Failure to Provide Timely Repositioning and Correct Pressure Mattress Settings for Residents at Risk of Pressure Ulcers
Penalty
Summary
The facility failed to provide necessary treatments and services to promote wound healing and prevent the development of pressure ulcers for two residents who were at risk. For one resident with a history of decubitus ulcers, tracheostomy dependence, and anoxic encephalopathy, documentation showed that repositioning was not performed or recorded every two hours as required by the care plan and facility policy.
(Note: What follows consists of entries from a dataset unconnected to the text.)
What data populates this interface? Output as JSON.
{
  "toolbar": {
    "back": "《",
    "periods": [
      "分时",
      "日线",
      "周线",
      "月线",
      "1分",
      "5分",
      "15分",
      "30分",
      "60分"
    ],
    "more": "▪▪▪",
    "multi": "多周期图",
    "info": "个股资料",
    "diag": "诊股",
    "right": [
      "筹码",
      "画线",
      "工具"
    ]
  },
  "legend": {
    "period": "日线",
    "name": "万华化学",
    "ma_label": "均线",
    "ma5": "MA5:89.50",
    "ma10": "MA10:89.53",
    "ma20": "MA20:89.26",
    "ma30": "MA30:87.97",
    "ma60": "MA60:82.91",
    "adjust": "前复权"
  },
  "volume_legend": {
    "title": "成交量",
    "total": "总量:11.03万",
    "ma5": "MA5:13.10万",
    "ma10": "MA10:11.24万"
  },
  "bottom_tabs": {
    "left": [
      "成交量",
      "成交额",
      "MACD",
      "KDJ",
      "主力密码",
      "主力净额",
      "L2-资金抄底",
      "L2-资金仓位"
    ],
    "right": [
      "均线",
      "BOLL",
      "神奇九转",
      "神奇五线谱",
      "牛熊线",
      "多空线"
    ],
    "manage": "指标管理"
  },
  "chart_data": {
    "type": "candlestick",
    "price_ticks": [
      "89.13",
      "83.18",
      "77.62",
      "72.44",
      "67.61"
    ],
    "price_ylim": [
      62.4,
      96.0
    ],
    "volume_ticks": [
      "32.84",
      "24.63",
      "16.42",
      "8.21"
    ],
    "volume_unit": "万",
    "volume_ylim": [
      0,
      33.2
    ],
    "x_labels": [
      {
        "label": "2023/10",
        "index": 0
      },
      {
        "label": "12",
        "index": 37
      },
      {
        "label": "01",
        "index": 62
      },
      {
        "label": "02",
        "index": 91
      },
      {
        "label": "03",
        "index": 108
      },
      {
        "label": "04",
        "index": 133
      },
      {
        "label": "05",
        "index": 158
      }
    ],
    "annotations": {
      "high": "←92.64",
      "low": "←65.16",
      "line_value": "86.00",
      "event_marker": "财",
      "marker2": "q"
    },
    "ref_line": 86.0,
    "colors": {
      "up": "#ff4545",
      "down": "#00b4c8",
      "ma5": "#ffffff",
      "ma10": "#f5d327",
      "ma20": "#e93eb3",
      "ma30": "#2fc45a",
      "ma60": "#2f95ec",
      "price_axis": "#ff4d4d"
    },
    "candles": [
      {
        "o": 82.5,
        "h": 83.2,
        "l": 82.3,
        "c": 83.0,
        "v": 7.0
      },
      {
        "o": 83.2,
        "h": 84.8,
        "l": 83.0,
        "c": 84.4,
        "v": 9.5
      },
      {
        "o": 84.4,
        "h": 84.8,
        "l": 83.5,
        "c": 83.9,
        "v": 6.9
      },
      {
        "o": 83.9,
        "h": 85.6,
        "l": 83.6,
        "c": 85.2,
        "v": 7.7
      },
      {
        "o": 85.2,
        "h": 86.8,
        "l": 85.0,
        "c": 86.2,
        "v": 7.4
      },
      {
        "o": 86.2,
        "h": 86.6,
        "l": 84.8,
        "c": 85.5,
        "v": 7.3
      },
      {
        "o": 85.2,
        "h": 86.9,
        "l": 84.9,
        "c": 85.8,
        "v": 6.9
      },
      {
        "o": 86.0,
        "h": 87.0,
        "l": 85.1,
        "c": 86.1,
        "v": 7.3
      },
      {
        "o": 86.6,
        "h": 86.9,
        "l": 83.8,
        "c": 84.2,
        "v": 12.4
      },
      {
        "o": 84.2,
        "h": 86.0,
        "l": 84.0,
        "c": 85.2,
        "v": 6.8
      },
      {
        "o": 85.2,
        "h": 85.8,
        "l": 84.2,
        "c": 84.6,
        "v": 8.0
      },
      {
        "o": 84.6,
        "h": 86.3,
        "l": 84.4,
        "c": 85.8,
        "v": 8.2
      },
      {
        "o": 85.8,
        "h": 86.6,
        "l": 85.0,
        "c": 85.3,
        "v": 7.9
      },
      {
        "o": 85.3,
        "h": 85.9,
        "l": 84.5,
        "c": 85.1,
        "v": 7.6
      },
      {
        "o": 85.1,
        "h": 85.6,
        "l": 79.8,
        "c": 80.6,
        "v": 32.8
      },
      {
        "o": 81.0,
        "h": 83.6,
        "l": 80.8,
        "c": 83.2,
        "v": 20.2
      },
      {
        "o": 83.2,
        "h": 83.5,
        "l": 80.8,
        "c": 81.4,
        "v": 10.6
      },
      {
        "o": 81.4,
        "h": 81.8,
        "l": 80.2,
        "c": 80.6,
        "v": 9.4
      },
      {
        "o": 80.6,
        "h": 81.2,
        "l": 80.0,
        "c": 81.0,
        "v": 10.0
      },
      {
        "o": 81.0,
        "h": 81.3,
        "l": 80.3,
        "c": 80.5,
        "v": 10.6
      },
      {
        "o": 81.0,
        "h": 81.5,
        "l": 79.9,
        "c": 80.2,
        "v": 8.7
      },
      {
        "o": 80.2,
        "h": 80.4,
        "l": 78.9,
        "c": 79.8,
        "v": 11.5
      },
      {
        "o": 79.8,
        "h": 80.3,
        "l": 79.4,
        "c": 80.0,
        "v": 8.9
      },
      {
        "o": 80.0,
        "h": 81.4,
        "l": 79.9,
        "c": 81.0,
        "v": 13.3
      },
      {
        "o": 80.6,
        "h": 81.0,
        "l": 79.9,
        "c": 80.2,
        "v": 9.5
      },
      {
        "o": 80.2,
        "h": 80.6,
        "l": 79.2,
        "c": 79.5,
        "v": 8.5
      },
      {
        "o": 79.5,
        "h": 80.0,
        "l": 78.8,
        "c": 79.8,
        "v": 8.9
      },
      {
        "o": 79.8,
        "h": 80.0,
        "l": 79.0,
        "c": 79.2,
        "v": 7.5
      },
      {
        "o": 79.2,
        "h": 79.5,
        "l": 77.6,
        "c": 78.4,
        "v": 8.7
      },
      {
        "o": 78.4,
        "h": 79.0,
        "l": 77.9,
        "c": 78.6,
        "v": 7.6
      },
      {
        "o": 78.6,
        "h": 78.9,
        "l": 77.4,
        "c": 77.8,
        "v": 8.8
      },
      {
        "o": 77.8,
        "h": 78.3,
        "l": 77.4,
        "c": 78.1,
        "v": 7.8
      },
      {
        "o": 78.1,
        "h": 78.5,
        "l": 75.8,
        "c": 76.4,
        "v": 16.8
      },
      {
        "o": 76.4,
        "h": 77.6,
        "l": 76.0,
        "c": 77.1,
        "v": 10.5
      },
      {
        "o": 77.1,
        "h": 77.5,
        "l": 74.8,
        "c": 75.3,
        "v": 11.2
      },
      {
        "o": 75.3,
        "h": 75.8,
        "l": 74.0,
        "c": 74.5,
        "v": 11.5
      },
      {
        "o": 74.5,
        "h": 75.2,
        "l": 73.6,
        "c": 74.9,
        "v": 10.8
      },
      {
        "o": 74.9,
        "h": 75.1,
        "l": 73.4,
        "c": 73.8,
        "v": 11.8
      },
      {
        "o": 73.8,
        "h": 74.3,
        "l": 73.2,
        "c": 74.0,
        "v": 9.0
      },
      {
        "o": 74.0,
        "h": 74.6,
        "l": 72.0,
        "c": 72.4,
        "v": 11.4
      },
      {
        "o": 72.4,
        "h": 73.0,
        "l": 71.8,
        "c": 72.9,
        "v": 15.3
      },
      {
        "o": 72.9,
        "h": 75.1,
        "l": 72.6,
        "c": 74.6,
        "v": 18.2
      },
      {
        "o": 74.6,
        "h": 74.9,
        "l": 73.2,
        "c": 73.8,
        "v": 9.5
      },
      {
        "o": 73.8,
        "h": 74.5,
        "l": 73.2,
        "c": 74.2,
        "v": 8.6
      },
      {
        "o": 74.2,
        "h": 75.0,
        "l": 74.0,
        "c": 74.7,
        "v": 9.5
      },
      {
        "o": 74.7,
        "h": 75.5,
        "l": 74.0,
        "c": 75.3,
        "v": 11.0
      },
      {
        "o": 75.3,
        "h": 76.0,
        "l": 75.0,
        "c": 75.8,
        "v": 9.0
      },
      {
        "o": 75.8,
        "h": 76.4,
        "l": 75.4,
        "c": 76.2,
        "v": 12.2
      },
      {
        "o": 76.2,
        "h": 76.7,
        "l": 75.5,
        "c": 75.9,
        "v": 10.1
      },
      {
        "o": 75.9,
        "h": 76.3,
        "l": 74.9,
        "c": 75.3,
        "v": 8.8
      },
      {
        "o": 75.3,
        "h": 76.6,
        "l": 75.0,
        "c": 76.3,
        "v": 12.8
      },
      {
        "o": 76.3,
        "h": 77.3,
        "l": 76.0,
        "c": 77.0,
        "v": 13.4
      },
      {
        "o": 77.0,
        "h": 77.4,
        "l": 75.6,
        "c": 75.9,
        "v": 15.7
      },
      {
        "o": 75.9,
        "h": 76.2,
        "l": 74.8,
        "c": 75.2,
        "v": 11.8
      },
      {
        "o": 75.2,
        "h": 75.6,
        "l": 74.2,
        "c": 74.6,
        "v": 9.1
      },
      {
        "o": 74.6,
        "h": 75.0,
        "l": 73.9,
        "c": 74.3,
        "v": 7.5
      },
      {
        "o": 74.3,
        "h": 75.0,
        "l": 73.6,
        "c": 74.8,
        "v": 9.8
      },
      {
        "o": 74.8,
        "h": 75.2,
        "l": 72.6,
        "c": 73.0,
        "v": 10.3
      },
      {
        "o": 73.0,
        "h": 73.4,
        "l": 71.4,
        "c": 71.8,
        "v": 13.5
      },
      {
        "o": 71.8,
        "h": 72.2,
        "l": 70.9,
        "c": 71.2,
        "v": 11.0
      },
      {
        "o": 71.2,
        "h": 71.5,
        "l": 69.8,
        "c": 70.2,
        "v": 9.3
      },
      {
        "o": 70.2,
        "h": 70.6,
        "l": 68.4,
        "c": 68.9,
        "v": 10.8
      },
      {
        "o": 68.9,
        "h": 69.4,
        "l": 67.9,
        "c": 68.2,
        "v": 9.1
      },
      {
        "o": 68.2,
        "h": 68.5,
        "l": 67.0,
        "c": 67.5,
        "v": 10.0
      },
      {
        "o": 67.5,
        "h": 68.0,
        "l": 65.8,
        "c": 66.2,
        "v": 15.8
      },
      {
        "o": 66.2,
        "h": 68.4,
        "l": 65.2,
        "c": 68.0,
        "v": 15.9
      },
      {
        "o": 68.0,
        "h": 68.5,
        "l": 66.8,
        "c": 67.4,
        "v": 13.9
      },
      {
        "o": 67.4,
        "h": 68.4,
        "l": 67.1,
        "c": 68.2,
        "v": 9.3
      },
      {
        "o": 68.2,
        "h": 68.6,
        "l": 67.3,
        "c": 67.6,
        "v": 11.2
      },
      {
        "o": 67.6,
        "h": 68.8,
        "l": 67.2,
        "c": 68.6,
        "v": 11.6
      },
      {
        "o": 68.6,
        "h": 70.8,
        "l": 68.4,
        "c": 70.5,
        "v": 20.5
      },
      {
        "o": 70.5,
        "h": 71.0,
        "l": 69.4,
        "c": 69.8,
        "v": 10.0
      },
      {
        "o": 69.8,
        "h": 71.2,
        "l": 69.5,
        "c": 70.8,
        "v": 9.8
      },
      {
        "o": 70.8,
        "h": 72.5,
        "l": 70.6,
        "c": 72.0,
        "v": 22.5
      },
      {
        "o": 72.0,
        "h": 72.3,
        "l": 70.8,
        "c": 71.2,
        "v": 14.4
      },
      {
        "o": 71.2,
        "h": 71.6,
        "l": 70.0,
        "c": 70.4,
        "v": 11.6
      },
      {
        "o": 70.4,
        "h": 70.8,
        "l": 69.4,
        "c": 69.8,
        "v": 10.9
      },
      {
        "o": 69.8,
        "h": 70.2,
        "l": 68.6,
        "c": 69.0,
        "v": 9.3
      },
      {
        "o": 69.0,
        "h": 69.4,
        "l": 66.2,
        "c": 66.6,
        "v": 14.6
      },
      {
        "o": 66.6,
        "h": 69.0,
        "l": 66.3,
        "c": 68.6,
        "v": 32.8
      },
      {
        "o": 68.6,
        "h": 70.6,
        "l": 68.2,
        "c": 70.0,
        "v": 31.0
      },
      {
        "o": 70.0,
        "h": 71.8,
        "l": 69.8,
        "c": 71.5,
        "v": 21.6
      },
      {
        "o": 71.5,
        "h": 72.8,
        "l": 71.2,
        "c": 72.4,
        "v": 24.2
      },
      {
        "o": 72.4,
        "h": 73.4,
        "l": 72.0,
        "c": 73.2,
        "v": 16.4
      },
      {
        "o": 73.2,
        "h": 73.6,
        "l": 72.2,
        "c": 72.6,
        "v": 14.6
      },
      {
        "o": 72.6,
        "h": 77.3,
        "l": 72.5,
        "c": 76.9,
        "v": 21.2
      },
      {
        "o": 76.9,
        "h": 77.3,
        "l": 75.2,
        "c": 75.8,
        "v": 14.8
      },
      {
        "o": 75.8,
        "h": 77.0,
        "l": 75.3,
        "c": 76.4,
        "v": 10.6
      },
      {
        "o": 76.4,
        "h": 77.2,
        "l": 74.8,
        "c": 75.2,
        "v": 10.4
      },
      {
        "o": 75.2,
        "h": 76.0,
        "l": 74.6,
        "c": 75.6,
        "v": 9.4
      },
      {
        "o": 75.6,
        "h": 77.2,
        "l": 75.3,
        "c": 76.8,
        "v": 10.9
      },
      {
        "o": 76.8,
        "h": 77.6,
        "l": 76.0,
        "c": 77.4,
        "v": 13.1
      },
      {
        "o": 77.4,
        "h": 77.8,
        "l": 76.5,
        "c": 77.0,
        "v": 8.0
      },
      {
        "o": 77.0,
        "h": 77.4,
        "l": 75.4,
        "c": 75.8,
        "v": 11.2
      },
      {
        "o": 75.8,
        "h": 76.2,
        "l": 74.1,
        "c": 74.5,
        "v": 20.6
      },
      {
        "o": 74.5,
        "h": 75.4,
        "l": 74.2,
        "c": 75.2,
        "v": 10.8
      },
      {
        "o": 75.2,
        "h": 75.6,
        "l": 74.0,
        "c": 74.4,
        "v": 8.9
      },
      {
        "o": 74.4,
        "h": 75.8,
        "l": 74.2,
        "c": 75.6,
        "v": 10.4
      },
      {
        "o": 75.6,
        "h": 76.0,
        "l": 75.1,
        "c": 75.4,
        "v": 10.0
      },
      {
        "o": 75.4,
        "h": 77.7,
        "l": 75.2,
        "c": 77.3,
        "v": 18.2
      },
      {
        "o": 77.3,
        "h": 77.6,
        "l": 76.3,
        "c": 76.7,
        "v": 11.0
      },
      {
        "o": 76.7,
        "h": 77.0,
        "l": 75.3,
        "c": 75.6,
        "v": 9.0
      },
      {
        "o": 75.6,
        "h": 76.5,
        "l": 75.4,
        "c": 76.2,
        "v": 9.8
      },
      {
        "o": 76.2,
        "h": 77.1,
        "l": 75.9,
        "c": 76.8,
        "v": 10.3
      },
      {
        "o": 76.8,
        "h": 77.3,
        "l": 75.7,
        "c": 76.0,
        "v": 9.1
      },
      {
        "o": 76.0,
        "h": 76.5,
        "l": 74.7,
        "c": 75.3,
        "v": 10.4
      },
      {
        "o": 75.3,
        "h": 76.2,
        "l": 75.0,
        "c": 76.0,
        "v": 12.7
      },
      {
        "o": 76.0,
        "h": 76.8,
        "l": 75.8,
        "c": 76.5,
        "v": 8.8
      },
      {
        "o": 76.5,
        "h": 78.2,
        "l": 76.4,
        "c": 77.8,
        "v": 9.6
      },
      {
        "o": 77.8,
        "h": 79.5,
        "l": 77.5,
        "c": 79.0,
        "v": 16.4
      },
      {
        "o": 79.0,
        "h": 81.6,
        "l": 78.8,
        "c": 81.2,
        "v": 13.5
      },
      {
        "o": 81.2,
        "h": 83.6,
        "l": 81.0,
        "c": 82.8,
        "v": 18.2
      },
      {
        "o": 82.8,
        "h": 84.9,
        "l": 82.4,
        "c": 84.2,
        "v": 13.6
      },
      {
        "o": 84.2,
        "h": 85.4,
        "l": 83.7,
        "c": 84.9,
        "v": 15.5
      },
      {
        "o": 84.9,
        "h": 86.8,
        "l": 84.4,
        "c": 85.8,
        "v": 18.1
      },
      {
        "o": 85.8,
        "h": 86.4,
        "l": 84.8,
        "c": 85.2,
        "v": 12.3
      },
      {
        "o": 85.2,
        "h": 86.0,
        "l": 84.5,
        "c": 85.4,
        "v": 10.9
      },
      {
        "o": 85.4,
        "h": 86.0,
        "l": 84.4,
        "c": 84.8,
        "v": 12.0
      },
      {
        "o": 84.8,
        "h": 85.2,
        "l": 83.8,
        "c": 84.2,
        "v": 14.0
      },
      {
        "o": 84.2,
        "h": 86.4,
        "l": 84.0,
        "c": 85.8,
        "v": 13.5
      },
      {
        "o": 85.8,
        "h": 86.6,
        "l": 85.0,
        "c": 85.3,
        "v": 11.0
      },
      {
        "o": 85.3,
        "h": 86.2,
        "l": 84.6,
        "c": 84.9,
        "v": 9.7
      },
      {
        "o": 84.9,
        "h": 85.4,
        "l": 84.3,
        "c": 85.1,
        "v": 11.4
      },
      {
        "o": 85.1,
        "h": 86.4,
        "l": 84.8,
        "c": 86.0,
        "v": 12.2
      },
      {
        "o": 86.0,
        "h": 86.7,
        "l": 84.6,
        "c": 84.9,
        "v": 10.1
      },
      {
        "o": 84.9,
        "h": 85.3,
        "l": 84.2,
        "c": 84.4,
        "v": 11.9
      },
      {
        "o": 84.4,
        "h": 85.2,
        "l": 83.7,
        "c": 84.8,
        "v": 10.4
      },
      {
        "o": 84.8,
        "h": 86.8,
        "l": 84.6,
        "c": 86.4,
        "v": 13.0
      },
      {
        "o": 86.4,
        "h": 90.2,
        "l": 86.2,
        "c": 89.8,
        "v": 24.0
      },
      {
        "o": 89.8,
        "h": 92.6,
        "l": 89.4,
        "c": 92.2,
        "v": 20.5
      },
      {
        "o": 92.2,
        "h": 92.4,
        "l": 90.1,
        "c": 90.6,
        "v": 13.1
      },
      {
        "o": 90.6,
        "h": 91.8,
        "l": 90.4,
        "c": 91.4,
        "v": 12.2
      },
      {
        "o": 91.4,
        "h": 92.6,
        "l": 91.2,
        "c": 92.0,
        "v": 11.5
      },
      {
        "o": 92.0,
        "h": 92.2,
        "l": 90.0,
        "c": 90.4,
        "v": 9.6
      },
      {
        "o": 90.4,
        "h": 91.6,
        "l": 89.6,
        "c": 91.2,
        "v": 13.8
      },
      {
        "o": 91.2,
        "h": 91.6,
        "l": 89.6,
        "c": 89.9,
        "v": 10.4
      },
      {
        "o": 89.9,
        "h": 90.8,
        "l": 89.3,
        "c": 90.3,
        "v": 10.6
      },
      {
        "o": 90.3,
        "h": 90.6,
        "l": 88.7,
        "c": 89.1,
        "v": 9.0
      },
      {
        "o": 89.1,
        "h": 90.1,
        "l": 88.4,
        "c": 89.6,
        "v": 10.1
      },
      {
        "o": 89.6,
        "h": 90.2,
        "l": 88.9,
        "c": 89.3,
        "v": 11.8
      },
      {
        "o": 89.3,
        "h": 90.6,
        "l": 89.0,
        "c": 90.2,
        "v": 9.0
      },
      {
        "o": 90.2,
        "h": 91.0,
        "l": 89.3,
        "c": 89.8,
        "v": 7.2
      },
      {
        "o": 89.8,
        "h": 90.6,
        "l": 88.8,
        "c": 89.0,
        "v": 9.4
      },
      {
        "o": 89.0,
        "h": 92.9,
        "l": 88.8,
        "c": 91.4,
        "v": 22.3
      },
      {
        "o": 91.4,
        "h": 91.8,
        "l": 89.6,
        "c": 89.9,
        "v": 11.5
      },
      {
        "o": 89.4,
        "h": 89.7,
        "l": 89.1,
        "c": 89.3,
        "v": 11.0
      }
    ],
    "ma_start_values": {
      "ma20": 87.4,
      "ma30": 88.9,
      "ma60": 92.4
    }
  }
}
Specific gaps in repositioning were noted, including periods of 3.5 hours and over 9 hours without documented turns. The Director of Nursing confirmed that these lapses occurred and that elevating the head of the bed did not count as repositioning. Another resident, who had diagnoses including obesity, encephalopathy, tracheostomy, and a gastric feeding tube, was also not repositioned according to the prescribed two-hour schedule. Observations revealed that the resident remained on the same side for over three and a half hours, despite the turning schedule indicating otherwise. Staff interviews confirmed that the resident was not turned as required, and the care plan and facility policy both specified the need for repositioning every two hours for pressure ulcer prevention. Additionally, the same resident was found to be using a low air loss mattress that was programmed for an incorrect weight range, significantly higher than the resident's actual weight. Nursing staff were unaware of the incorrect setting, and it was acknowledged that the mattress should have been set to match the resident's weight to function properly. Facility policy required the consistent use of pressure-reducing devices as ordered, and staff confirmed the importance of correct mattress settings for effective pressure redistribution.